A Ripple Conversation With Fatal Switch
Who today, writes great songs? Who just kicks your ass? Why?

Eminem. He has inspired me from the beginning and continues to push the bar and reinvent himself. Looking at songs like Kill Shot, Kamikaze and Godzilla as well as the other songs in his past 2 albums are all really incredible. He managed to keep himself relevant and rebuild himself after a string of subpar records. But you know, he’s come back stronger than ever despite having a big slump and once again he just nudged the bar a little bit higher than he initially set it.

Vinyl, CD, or digital? What's your format of choice?

Well vinyl all the way. The nostalgia and sound is unbeatable. Digital is how I listen to most of my music however and I haven’t really started my vinyl collection yet. But it’s something that I have a great affinity for.

Whiskey or beer? And defend your choice

Whiskey all the way. Can beer keep you warm on a cold winter night? Can beer make you sleep like a baby? Does beer really have any other flavour other than bubbly and cold? Two fingers of whiskey hit harder than 2 bottles of beer. Beer is like water. Whiskey is like alcohol. I prefer alcohol.

We, at the Ripple Effect, are constantly looking for new music. What's your home town, and when we get there, what's the best record store to lose ourselves in?

Sadly, here in Montreal almost all the record stores are gone (thanks Spotify!). We used to have HMV and Sam the Record Man but all that is left are the Sunrise stores. Limited selection, nothing to get lost in but I guess its better than nothing.

What's next for the band?

Promote our debut album Doctors & Demons and connect with as many new fans as humanly possible. We are always looking to connect with new people! We have just serviced our album to radio as well so we are excited to see where that takes us. So apart from having awesome people like yourself and your readers get to know us we are hitting air waves, web waves and everything in between.
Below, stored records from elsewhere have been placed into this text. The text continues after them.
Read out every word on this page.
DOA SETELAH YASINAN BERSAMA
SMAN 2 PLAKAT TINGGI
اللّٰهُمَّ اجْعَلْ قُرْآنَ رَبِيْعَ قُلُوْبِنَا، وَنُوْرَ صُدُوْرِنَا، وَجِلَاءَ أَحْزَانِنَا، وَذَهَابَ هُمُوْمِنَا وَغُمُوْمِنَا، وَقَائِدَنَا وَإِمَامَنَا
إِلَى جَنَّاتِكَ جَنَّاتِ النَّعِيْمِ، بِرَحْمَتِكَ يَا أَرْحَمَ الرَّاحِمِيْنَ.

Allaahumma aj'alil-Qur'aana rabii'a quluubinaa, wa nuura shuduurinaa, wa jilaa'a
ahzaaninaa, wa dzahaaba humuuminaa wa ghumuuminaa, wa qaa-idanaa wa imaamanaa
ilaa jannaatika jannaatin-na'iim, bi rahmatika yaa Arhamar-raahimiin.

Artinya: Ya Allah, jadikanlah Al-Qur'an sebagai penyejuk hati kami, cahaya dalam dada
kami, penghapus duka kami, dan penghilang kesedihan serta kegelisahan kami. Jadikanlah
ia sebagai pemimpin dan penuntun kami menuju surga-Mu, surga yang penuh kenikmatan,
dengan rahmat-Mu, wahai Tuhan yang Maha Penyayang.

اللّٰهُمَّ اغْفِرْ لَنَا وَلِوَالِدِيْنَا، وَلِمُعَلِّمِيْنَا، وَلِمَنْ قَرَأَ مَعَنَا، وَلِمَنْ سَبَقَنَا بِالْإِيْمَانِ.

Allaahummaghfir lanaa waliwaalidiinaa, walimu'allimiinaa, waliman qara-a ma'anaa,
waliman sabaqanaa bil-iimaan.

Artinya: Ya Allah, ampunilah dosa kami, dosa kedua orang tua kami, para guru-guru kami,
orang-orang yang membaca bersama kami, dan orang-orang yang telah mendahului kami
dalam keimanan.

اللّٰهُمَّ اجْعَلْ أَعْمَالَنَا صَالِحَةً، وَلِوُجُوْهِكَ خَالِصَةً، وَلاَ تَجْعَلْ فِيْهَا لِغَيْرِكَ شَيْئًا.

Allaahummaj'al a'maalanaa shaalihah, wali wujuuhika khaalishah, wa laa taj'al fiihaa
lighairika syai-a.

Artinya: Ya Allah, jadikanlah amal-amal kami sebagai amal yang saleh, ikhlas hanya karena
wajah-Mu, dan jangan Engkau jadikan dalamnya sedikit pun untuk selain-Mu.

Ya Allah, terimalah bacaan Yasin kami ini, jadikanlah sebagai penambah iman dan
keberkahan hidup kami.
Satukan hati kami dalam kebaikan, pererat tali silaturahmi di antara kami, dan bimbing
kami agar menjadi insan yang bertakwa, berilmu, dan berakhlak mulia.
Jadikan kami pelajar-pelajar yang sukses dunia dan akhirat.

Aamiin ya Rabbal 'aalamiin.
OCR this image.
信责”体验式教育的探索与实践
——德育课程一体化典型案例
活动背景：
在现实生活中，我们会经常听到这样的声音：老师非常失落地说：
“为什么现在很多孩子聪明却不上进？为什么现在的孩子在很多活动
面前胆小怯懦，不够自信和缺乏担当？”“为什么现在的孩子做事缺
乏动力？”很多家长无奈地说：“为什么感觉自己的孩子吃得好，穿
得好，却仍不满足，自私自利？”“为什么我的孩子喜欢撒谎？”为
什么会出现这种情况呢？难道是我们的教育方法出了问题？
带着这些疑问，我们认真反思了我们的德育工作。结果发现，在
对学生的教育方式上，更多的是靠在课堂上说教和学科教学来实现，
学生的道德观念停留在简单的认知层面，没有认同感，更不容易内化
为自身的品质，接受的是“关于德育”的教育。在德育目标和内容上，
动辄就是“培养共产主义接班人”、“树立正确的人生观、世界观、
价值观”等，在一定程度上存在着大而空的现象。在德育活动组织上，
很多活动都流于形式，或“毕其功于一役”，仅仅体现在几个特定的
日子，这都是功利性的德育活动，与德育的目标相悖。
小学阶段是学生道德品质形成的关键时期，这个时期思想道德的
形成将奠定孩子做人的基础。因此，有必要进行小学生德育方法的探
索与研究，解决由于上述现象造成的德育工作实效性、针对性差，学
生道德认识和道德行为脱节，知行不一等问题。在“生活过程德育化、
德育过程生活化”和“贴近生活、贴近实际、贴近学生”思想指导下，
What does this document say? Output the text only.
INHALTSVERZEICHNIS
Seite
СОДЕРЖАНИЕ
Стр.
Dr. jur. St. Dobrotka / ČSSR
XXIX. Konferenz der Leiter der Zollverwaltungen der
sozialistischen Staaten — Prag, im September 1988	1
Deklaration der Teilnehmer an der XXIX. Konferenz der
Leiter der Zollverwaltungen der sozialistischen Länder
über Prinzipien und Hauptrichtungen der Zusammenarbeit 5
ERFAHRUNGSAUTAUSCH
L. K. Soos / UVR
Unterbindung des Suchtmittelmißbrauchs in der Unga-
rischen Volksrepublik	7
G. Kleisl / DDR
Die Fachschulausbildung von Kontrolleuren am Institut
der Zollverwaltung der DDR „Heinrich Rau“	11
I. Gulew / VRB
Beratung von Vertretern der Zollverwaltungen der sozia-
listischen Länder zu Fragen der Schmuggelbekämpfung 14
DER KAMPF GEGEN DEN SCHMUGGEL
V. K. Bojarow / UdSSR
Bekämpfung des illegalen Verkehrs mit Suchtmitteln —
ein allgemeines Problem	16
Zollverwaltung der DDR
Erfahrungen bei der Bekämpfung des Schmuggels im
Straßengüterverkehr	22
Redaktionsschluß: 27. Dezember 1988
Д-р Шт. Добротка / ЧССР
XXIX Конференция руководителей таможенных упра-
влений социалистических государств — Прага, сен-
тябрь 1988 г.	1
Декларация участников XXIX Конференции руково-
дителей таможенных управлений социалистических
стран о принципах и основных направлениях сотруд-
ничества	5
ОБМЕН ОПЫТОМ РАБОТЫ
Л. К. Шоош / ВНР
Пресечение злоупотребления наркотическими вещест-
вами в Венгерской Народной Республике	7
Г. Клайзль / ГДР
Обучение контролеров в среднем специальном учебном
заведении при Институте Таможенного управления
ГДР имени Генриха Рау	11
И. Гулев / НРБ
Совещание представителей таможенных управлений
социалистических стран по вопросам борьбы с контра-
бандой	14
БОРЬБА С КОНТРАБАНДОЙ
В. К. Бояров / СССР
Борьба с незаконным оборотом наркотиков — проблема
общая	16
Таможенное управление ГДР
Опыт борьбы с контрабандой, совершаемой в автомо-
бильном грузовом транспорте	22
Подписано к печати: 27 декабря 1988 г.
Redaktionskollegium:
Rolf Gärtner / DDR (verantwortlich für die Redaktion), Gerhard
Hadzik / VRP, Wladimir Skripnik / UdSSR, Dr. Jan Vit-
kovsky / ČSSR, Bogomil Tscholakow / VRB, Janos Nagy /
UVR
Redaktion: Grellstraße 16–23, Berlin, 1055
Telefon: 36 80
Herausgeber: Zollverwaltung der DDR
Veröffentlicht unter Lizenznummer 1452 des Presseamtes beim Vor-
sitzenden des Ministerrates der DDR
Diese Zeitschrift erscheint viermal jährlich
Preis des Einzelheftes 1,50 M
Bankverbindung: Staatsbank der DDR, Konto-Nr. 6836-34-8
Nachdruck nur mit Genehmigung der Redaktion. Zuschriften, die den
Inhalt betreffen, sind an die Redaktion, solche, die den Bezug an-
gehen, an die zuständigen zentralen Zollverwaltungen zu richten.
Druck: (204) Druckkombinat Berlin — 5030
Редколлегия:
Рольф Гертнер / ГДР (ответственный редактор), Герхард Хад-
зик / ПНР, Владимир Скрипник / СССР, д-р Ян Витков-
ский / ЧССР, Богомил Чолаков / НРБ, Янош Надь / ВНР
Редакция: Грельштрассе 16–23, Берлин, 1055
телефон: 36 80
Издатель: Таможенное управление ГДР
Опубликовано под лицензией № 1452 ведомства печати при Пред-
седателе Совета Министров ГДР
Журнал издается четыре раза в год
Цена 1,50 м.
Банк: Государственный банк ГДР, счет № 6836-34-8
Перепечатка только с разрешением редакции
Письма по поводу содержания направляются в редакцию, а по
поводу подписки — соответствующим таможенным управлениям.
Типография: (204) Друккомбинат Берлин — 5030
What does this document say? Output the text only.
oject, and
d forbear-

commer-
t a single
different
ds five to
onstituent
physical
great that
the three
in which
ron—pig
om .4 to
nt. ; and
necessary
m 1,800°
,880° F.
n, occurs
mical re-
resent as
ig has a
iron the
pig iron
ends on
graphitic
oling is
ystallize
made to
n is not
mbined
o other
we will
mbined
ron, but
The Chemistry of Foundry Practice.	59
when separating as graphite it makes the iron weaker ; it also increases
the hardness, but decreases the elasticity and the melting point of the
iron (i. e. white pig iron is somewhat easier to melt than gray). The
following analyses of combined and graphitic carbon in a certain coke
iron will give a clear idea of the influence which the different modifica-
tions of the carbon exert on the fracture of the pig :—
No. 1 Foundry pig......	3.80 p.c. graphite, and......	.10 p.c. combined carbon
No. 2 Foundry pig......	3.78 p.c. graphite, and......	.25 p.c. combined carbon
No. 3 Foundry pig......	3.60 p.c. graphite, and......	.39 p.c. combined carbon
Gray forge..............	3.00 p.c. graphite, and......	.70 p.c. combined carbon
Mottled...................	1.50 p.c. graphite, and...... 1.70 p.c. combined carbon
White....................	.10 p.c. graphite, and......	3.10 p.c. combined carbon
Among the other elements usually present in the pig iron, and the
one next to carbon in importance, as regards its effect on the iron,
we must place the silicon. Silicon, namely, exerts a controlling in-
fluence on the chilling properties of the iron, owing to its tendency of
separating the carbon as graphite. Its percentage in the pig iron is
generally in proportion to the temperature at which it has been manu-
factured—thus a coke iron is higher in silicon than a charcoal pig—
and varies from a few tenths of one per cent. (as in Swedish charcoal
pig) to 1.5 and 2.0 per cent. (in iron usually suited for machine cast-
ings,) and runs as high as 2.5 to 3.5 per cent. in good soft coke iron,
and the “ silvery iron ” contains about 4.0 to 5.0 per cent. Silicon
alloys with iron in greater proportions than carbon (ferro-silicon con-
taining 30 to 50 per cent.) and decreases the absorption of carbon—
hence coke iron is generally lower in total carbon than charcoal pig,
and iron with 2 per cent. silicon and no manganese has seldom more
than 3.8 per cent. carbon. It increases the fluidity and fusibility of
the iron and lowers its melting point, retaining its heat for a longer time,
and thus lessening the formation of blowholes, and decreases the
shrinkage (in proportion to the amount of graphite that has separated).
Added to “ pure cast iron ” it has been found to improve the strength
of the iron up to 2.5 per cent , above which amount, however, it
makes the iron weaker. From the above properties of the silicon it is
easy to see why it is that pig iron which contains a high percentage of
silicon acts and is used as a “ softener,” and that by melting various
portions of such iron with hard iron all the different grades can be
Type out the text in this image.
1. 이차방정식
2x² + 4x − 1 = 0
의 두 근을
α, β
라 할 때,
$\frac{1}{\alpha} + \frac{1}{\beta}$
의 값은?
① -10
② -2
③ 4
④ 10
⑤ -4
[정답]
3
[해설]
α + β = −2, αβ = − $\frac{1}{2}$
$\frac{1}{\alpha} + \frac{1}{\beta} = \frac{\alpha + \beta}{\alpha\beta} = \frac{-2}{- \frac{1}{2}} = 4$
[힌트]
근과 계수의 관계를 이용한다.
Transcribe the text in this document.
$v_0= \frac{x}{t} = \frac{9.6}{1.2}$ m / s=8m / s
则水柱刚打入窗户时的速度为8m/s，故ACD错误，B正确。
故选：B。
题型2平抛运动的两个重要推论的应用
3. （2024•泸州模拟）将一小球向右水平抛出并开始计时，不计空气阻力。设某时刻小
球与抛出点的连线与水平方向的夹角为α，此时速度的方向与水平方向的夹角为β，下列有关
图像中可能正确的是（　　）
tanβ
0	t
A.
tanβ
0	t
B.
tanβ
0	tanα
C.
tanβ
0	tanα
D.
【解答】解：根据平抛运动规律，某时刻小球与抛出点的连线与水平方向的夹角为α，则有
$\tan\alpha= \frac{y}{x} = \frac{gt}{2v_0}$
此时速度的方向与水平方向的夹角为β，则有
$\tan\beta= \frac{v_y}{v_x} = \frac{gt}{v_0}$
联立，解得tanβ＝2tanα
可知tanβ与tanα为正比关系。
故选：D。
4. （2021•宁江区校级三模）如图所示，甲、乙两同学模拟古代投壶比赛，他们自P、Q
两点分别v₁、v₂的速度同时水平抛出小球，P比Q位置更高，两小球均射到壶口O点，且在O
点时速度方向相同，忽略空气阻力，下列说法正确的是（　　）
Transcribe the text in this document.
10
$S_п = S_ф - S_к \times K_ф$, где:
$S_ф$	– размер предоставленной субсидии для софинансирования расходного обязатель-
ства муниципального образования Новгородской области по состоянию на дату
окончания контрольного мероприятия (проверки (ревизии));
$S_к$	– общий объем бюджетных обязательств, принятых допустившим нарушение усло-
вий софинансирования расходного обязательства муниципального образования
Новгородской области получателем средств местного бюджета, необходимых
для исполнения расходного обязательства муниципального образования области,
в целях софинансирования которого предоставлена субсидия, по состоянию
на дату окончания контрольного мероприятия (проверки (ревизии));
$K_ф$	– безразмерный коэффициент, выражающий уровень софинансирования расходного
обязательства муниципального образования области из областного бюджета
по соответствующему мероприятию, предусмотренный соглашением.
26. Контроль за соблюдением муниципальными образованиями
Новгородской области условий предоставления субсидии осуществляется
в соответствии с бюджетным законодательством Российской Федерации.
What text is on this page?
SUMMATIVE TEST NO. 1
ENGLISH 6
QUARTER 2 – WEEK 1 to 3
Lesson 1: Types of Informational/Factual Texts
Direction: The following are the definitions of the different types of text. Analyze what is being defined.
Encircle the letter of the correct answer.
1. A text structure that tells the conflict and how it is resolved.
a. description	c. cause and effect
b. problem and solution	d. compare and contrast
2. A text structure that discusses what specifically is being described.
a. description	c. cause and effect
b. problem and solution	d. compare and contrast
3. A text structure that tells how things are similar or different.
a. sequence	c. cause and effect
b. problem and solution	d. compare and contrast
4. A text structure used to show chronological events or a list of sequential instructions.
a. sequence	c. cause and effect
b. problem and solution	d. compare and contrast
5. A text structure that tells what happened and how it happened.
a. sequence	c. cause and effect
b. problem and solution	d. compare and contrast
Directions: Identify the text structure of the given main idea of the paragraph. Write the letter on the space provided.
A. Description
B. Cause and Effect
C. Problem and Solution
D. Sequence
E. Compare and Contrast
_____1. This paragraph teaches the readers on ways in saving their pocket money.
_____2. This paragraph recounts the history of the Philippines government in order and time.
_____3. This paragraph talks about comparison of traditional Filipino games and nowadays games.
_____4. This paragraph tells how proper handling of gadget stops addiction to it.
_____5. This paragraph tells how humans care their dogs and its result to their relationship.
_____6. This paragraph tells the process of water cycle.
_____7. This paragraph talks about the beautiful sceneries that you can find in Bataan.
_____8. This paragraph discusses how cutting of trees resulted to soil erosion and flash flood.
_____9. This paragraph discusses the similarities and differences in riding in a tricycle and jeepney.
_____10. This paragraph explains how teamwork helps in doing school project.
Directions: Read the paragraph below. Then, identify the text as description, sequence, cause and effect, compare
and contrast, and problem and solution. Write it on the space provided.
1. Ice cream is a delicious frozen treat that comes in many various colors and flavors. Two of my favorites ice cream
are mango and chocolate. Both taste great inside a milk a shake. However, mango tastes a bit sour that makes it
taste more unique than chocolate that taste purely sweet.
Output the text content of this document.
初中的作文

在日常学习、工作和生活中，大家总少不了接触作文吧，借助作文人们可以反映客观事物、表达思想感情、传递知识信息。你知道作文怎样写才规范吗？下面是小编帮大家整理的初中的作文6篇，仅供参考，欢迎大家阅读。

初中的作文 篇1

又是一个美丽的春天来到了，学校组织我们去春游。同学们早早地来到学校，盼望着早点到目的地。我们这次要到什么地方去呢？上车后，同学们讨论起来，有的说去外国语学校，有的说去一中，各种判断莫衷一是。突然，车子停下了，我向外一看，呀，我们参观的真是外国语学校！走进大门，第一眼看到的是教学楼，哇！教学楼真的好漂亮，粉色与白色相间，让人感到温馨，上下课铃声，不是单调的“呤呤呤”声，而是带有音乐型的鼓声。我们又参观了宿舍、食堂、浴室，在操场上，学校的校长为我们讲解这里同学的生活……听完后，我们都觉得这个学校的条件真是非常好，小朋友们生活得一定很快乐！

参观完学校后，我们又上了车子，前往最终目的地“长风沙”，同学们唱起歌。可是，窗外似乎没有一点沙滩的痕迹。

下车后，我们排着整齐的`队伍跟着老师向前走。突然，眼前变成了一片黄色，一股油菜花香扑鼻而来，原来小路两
We are also in the process of writing new material for our second studio album that we plan on recording in early 2021.

Any final comments or thoughts you'd like to share with our readers, the waveriders?

Thank you, The Ripple Effect! Thank you Waveriders! We are very blessed to have had this chat with you and tell you a bit about us. We’d love to get to know more about you as well so please drop us a line and let us know what you think about our rap metal rock stories! Hope to meet you all in person one day! Until then take care of yourselves, be safe and stay heavy!